What statistical technique should be adopted in which scenario?

What statistical technique should be adopted in which scenario?
                This is the crucial question that usually research students feel inappropriate to answer and feel difficulty in adopting the correct technique. This article will put lights on the methods and it will explain the scenario where they can be best applied.
For the simplicity, divide the techniques in two groups. One will comprise those techniques which are used for grouping and the second will be comprises of those techniques which are used for finding the relationship between variables.
·         1st group (for grouping the data or reducing the size of the data):
o   Factor analysis: This technique is used to make factors of the related or similar variables. It makes the grouping of those variables which are closely linked and then treat them as on variable.
o   Cluster analysis: This technique is use to make the groups of entity by studying the proximity between them and try to reduce the spread of the data.
o   Multi-dimension scaling MDS: This technique is use to group the data on the basis of both the similarity and the proximity by explaining the scale.
·         2nd group (for finding the relationships):
o   Chi-square analysis: This technique is used to find out the relationship between the single dependent and single independent variable. The dependent variable can be continuous or categorical as well as the independent variable too.
Where it can be applied:
                It is best applicable when there are only two variables under study.

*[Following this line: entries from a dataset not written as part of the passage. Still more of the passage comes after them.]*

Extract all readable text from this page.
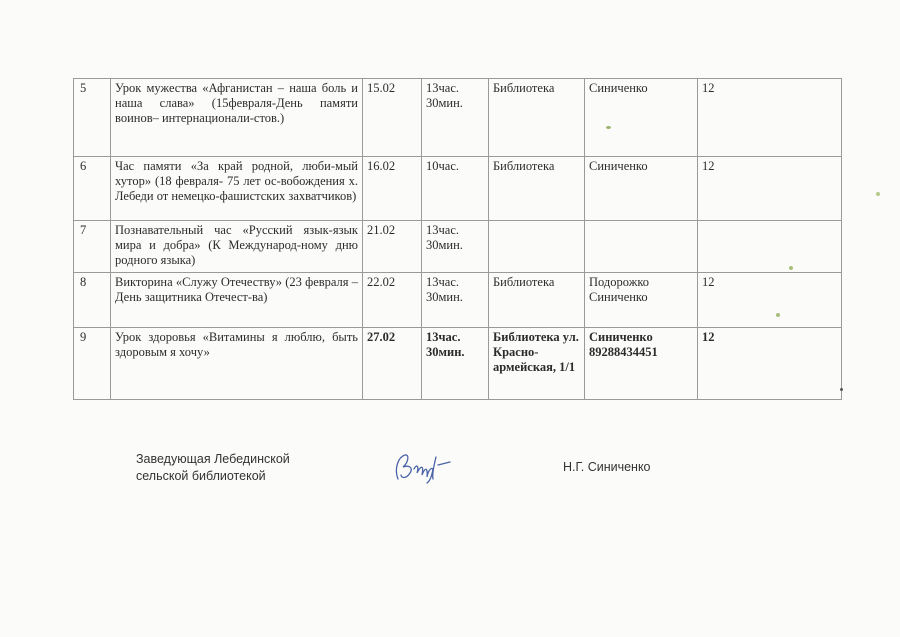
5	Урок мужества «Афганистан – наша боль и наша слава» (15февраля-День памяти воинов– интернационали-стов.)	15.02	13час. 30мин.	Библиотека	Синиченко	12
6	Час памяти «За край родной, люби-мый хутор» (18 февраля- 75 лет ос-вобождения х. Лебеди от немецко-фашистских захватчиков)	16.02	10час.	Библиотека	Синиченко	12
7	Познавательный час «Русский язык-язык мира и добра» (К Международ-ному дню родного языка)	21.02	13час. 30мин.			
8	Викторина «Служу Отечеству» (23 февраля – День защитника Отечест-ва)	22.02	13час. 30мин.	Библиотека	Подорожко Синиченко	12
9	Урок здоровья «Витамины я люблю, быть здоровым я хочу»	27.02	13час. 30мин.	Библиотека ул. Красно-армейская, 1/1	Синиченко 89288434451	12
Заведующая Лебединской
сельской библиотекой
Н.Г. Синиченко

o   Regression analysis: This technique is used to find the relationship between the variables. The major assumption for this test is that: the dependent variable must be continuous variable and dependent variable must be one. Independent variables can be more than one and can be continuous or categorical (i.e. scaled variables).
Where it can be applied:
                              It can be applied in a research where one want to find the relationship between the continuous dependent variable like time and one or more than one independent variable.

o   Logistic analysis: This technique is used to find the relationship between the one dependent which have two or more levels and more than one independent variable. The dependent variable like brand switching resulting into two possible answers (Yes or No) will be the case of binary logistics and the dependent variable for more than two possible answers will come under the case of Multiple logistics. The independent variable can be continuous or can be categorical.
Where it can be applied:
                It can be applied when the dependent variable has categorical levels like the dependent variable is consumer preference resulting in categories as local brand or international brand will be considered under the case of logistic regression.

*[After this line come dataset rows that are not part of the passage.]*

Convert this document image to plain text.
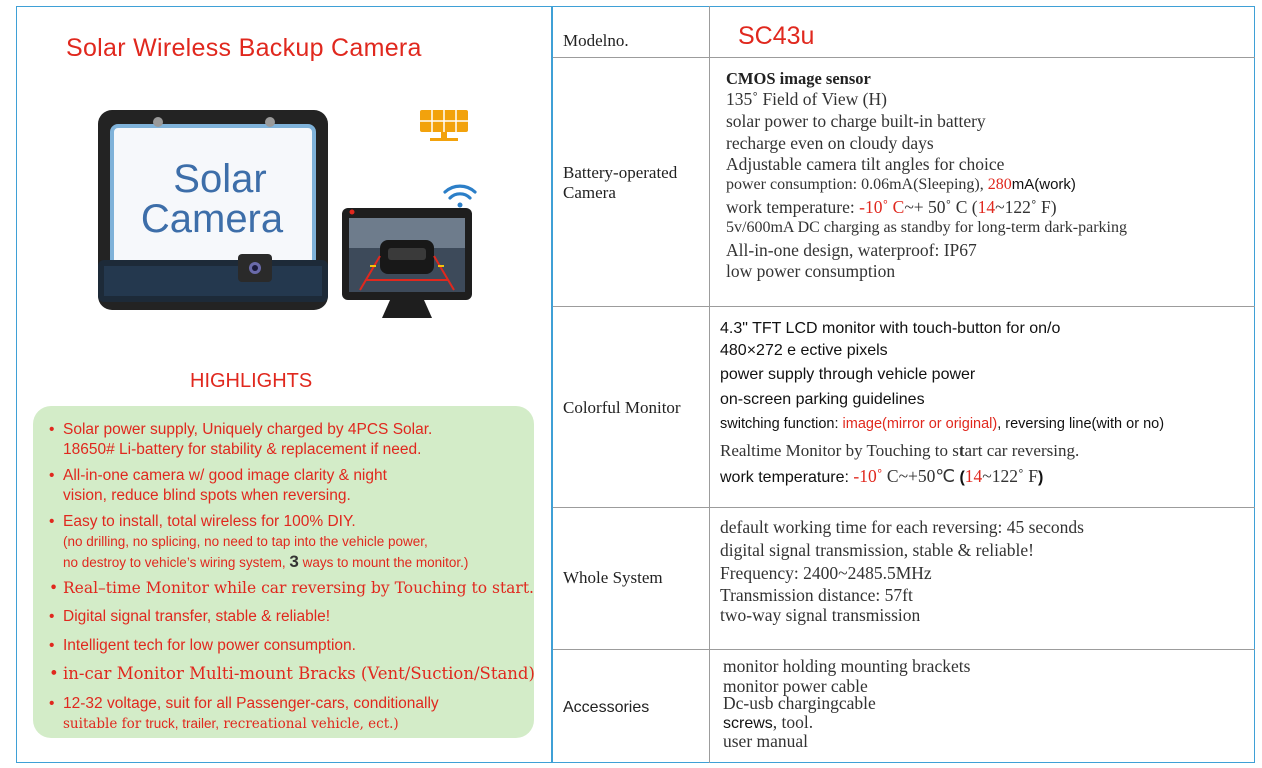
Solar Wireless Backup Camera
Solar
Camera
HIGHLIGHTS
• Solar power supply, Uniquely charged by 4PCS Solar.
18650# Li-battery for stability & replacement if need.
• All-in-one camera w/ good image clarity & night
vision, reduce blind spots when reversing.
• Easy to install, total wireless for 100% DIY.
(no drilling, no splicing, no need to tap into the vehicle power,
no destroy to vehicle’s wiring system, 3 ways to mount the monitor.)
• Real–time Monitor while car reversing by Touching to start.
• Digital signal transfer, stable & reliable!
• Intelligent tech for low power consumption.
• in-car Monitor Multi-mount Bracks (Vent/Suction/Stand)
• 12-32 voltage, suit for all Passenger-cars, conditionally
suitable for truck, trailer, recreational vehicle, ect.)
Modelno.	SC43u
Battery-operated
Camera
CMOS image sensor
135˚ Field of View (H)
solar power to charge built-in battery
recharge even on cloudy days
Adjustable camera tilt angles for choice
power consumption: 0.06mA(Sleeping), 280mA(work)
work temperature: -10˚ C~+ 50˚ C (14~122˚ F)
5v/600mA DC charging as standby for long-term dark-parking
All-in-one design, waterproof: IP67
low power consumption
Colorful Monitor
4.3" TFT LCD monitor with touch-button for on/o
480×272 e ective pixels
power supply through vehicle power
on-screen parking guidelines
switching function: image(mirror or original), reversing line(with or no)
Realtime Monitor by Touching to start car reversing.
work temperature: -10˚ C~+50℃ (14~122˚ F)
Whole System
default working time for each reversing: 45 seconds
digital signal transmission, stable & reliable!
Frequency: 2400~2485.5MHz
Transmission distance: 57ft
two-way signal transmission
Accessories
monitor holding mounting brackets
monitor power cable
Dc-usb chargingcable
screws, tool.
user manual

o   Multiple discriminant analysis: This technique is must similar to that of logistic regression. It follows the same assumptions as of logistic regression. Here the dependent variable has more than two categories.
Where it can be applied:
                 It is best suited when the dependent variable has more than two categories like the dependent variable is channel choice which have categories like entertainment, sports, news or cooking is the case of multiple discriminant analysis.   

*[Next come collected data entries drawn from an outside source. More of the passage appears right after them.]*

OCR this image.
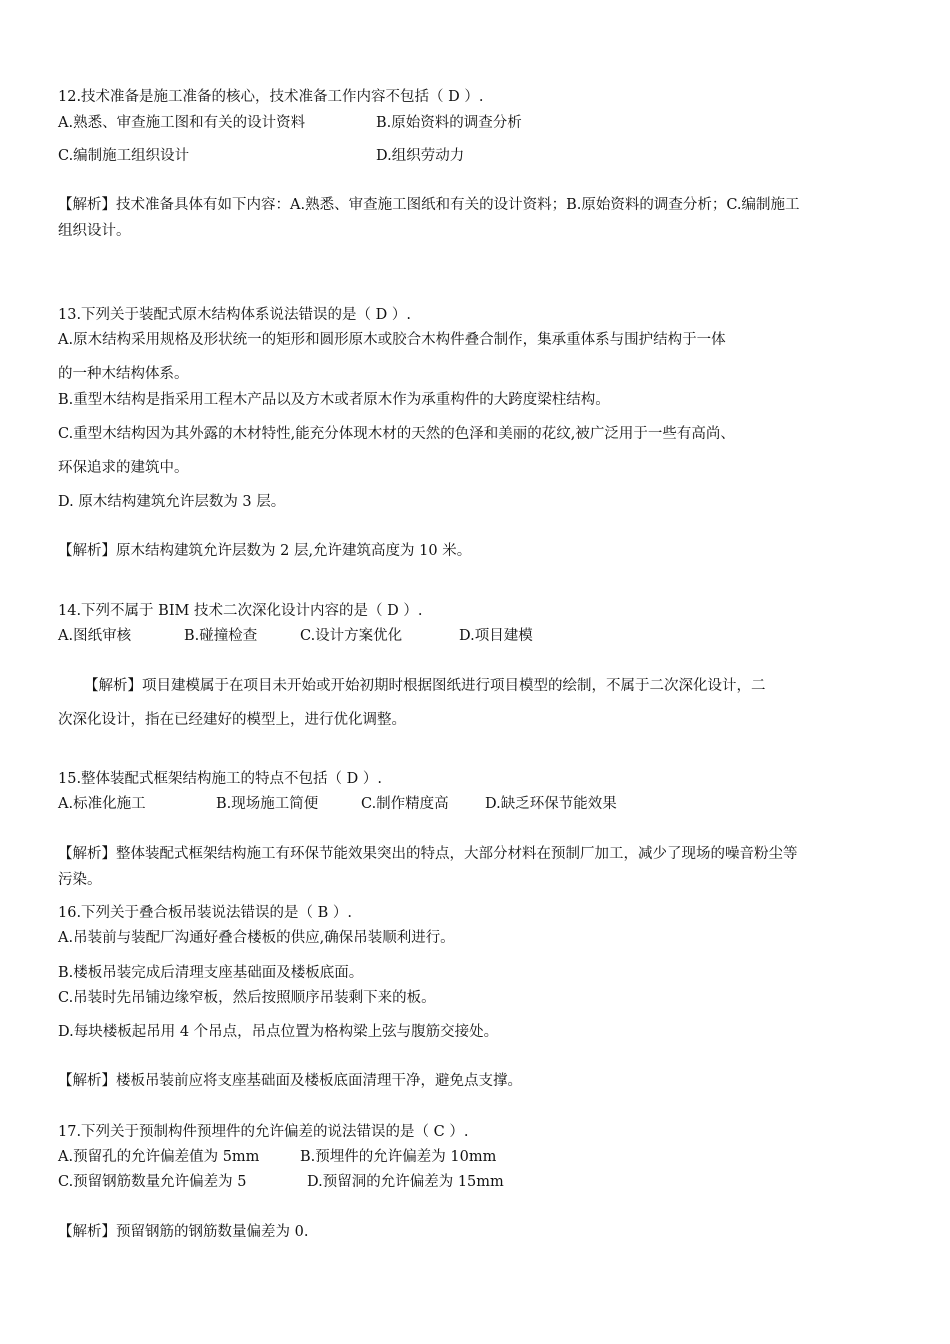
12.技术准备是施工准备的核心，技术准备工作内容不包括（ D ）.
A.熟悉、审查施工图和有关的设计资料	B.原始资料的调查分析
C.编制施工组织设计	D.组织劳动力
【解析】技术准备具体有如下内容：A.熟悉、审查施工图纸和有关的设计资料；B.原始资料的调查分析；C.编制施工
组织设计。
13.下列关于装配式原木结构体系说法错误的是（ D ）.
A.原木结构采用规格及形状统一的矩形和圆形原木或胶合木构件叠合制作，集承重体系与围护结构于一体
的一种木结构体系。
B.重型木结构是指采用工程木产品以及方木或者原木作为承重构件的大跨度梁柱结构。
C.重型木结构因为其外露的木材特性,能充分体现木材的天然的色泽和美丽的花纹,被广泛用于一些有高尚、
环保追求的建筑中。
D. 原木结构建筑允许层数为 3 层。
【解析】原木结构建筑允许层数为 2 层,允许建筑高度为 10 米。
14.下列不属于 BIM 技术二次深化设计内容的是（ D ）.
A.图纸审核	B.碰撞检查	C.设计方案优化	D.项目建模
【解析】项目建模属于在项目未开始或开始初期时根据图纸进行项目模型的绘制，不属于二次深化设计，二
次深化设计，指在已经建好的模型上，进行优化调整。
15.整体装配式框架结构施工的特点不包括（ D ）.
A.标准化施工	B.现场施工简便	C.制作精度高	D.缺乏环保节能效果
【解析】整体装配式框架结构施工有环保节能效果突出的特点，大部分材料在预制厂加工，减少了现场的噪音粉尘等
污染。
16.下列关于叠合板吊装说法错误的是（ B ）.
A.吊装前与装配厂沟通好叠合楼板的供应,确保吊装顺利进行。
B.楼板吊装完成后清理支座基础面及楼板底面。
C.吊装时先吊铺边缘窄板，然后按照顺序吊装剩下来的板。
D.每块楼板起吊用 4 个吊点，吊点位置为格构梁上弦与腹筋交接处。
【解析】楼板吊装前应将支座基础面及楼板底面清理干净，避免点支撑。
17.下列关于预制构件预埋件的允许偏差的说法错误的是（ C ）.
A.预留孔的允许偏差值为 5mm	B.预埋件的允许偏差为 10mm
C.预留钢筋数量允许偏差为 5	D.预留洞的允许偏差为 15mm
【解析】预留钢筋的钢筋数量偏差为 0.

o   Structural equation modeling: This technique is used to find the relation between variables where there is more than one dependent variable. The dependent variable itself acts as the independent variable and is affecting the other variables. This techniques is use to find out the hidden variables that are affecting the dependent variable.
Where it can be applied:
                This technique is best suited when the researcher wants to find out the relationship between variables with more than one dependent variable and the same time the researcher wants to do the path analysis.